Cave in Austin, Texas, United States

Airman's Cave is a cave located adjacent to the portion of Barton Creek located in Travis County in south Austin, Texas. The cave is 3,444 m long, and characterized by long crawls and tight passages. It lies inside the Barton Creek Greenbelt public park and is managed by the City of Austin's Parks and Recreation Department.

== Features ==
Airman's Cave is formed within the Edwards limestone of the early Cretaceous, and was originally a feeder for Barton Springs before the water table lowered and the stream found a different course. It is home to a number of rare troglobite species, including Rhadine austinica, Tartarocreagris intermedia, Texella spinoperca, and Texella mulaiki.

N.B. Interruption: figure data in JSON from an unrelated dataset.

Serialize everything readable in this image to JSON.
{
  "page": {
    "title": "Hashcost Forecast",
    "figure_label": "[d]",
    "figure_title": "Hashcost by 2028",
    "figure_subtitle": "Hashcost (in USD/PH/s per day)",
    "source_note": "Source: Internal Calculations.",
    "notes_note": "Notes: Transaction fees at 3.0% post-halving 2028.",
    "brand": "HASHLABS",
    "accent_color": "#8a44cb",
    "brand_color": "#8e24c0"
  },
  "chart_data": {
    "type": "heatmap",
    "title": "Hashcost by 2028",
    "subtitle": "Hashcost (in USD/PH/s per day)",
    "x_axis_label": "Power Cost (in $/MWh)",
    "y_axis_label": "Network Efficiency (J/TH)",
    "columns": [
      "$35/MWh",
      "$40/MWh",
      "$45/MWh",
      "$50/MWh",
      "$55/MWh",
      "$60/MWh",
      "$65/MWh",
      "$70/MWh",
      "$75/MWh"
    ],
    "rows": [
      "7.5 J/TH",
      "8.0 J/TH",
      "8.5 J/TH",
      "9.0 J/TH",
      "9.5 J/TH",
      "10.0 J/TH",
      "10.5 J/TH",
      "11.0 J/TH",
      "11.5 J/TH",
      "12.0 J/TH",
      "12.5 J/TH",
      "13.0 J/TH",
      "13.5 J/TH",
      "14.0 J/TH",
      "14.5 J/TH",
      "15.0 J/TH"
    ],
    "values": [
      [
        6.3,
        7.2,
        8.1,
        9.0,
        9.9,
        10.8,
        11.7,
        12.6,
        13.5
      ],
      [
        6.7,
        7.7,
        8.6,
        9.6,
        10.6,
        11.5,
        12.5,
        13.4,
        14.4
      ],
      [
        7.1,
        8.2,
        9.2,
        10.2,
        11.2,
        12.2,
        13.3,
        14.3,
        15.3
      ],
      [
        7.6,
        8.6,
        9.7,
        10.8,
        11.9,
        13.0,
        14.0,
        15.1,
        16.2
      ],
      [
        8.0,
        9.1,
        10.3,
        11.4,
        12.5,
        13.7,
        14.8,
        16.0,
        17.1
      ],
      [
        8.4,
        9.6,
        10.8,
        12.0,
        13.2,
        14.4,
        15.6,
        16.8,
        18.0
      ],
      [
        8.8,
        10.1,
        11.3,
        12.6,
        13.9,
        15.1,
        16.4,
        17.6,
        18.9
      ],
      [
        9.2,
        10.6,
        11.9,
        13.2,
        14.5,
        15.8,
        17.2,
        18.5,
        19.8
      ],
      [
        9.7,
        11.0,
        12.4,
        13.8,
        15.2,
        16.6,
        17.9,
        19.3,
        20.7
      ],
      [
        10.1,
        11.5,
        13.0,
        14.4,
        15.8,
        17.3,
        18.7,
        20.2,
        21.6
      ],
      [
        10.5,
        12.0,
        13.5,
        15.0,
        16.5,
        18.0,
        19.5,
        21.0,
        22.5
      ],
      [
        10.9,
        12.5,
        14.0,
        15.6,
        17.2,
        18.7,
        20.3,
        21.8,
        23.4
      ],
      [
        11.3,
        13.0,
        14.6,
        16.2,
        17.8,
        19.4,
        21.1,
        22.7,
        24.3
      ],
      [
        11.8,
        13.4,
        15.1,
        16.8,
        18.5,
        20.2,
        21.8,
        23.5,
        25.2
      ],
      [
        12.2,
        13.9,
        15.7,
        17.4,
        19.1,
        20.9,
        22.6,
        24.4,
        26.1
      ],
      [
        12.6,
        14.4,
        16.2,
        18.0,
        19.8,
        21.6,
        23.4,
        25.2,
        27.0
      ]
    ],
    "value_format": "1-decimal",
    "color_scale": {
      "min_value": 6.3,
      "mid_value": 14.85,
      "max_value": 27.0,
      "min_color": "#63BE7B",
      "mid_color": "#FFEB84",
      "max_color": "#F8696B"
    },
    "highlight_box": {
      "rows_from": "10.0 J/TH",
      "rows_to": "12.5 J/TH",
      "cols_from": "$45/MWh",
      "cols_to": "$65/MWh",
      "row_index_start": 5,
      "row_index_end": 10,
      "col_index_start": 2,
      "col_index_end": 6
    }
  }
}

One of the more foreboding passages, found within sight of daylight, is the "Birth Canal": a tight, restricting tunnel that once discouraged many novice cavers from continuing further into the cave. Much deeper inside is a space known as the "Aggie Art Gallery," containing a reddish maroon clay and dozens of handmade sculptures, all formed and left behind by cavers.

== History ==
Airman's Cave was discovered in 1971 by two airmen from nearby Bergstrom Air Force Base, who excavated a draughting crack under a crag. It was explored and surveyed over the next three years by members of the University of Texas Grotto of the National Speleological Society, who had to dig their way through several blockages.

The cave was the subject of a major rescue effort in October 2007 when three students became lost inside. They emerged unharmed after being underground for 30 hours.

In 2012, a security gate was installed in response to a sharp increase in traffic, which was considered to pose a serious safety risk to untrained individuals exploring the cave, as well as a threat to the cave and its fauna.